Authors: Benedikt Ahrens, André Hirschowitz, Ambroise Lafont, and Marco Maggesi

Published in: LIPIcs, Volume 119, 27th EACSL Annual Conference on Computer Science Logic (CSL 2018)


Abstract
We present a device for specifying and reasoning about syntax for datatypes, programming languages, and logic calculi. More precisely, we consider a general notion of "signature" for specifying syntactic constructions. Our signatures subsume classical algebraic signatures (i.e., signatures for languages with variable binding, such as the pure lambda calculus) and extend to much more general examples.
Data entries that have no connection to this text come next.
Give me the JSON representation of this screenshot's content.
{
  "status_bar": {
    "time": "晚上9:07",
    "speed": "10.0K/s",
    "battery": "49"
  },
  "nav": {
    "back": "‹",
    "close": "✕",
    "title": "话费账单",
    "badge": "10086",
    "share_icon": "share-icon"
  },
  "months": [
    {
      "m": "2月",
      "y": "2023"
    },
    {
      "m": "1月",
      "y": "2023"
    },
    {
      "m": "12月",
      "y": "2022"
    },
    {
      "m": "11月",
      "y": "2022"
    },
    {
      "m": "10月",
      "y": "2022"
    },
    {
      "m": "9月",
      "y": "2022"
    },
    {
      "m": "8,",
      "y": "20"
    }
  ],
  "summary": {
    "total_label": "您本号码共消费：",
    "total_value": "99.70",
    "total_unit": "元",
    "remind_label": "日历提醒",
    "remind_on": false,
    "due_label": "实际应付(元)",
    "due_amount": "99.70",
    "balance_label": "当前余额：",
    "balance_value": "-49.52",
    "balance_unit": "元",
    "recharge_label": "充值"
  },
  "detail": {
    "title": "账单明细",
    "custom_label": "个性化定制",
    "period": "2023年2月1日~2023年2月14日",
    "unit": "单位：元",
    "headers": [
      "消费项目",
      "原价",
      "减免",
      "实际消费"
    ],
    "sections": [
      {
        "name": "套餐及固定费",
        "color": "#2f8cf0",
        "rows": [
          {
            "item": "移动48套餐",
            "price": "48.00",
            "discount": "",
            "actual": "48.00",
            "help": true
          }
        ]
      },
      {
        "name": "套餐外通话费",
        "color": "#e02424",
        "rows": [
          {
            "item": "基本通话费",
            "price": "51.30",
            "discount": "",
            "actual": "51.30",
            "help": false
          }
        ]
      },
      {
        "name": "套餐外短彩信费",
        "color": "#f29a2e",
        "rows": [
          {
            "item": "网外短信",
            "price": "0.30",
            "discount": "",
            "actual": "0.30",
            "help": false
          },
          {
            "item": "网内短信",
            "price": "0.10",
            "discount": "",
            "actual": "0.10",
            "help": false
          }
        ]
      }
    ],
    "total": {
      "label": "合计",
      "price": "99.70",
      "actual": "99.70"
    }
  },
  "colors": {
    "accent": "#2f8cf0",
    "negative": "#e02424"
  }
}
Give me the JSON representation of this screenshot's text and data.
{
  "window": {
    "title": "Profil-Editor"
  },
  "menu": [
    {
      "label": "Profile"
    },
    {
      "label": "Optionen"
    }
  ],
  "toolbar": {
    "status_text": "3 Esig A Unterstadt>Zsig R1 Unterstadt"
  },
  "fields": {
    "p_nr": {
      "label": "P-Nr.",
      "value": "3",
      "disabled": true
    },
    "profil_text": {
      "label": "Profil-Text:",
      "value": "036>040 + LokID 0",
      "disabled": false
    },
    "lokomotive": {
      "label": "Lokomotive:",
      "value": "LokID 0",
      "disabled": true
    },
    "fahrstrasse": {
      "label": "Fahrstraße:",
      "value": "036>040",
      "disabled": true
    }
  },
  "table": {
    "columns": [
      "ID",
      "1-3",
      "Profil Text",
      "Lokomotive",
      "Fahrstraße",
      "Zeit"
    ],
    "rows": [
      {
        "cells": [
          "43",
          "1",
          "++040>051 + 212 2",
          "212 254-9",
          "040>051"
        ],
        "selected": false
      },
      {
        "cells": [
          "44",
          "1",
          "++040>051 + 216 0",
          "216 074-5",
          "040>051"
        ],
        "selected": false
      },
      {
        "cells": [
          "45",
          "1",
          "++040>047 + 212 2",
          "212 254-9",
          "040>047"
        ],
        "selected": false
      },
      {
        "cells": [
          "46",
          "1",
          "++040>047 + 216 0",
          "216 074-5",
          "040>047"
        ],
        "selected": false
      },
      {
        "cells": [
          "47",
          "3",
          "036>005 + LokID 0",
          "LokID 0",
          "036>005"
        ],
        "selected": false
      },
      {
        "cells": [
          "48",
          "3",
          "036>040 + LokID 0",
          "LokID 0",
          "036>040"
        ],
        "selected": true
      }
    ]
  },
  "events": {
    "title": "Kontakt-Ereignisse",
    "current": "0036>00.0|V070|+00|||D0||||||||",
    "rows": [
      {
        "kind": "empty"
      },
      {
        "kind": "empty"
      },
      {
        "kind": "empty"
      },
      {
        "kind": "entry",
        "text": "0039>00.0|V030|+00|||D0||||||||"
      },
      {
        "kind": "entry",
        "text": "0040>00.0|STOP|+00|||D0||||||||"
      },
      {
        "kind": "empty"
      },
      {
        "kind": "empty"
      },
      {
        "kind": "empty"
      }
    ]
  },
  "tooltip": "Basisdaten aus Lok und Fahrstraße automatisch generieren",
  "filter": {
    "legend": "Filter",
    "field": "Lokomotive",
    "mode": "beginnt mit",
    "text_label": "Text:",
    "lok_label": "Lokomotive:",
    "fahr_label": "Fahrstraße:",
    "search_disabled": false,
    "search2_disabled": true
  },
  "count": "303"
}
In the spirit of Initial Semantics, we define the "syntax generated by a signature" to be the initial object - if it exists - in a suitable category of models. Our notions of signature and syntax are suited for compositionality and provide, beyond the desired algebra of terms, a well-behaved substitution and the associated inductive/recursive principles. Our signatures are "general" in the sense that the existence of an associated syntax is not automatically guaranteed. In this work, we identify a large and simple class of signatures which do generate a syntax. This paper builds upon ideas from a previous attempt by Hirschowitz-Maggesi, which, in turn, was directly inspired by some earlier work of Ghani-Uustalu-Hamana and Matthes-Uustalu. The main results presented in the paper are computer-checked within the UniMath system.

Cite as

Benedikt Ahrens, André Hirschowitz, Ambroise Lafont, and Marco Maggesi. High-Level Signatures and Initial Semantics. In 27th EACSL Annual Conference on Computer Science Logic (CSL 2018). Leibniz International Proceedings in Informatics (LIPIcs), Volume 119, pp. 4:1-4:22, Schloss Dagstuhl – Leibniz-Zentrum für Informatik (2018)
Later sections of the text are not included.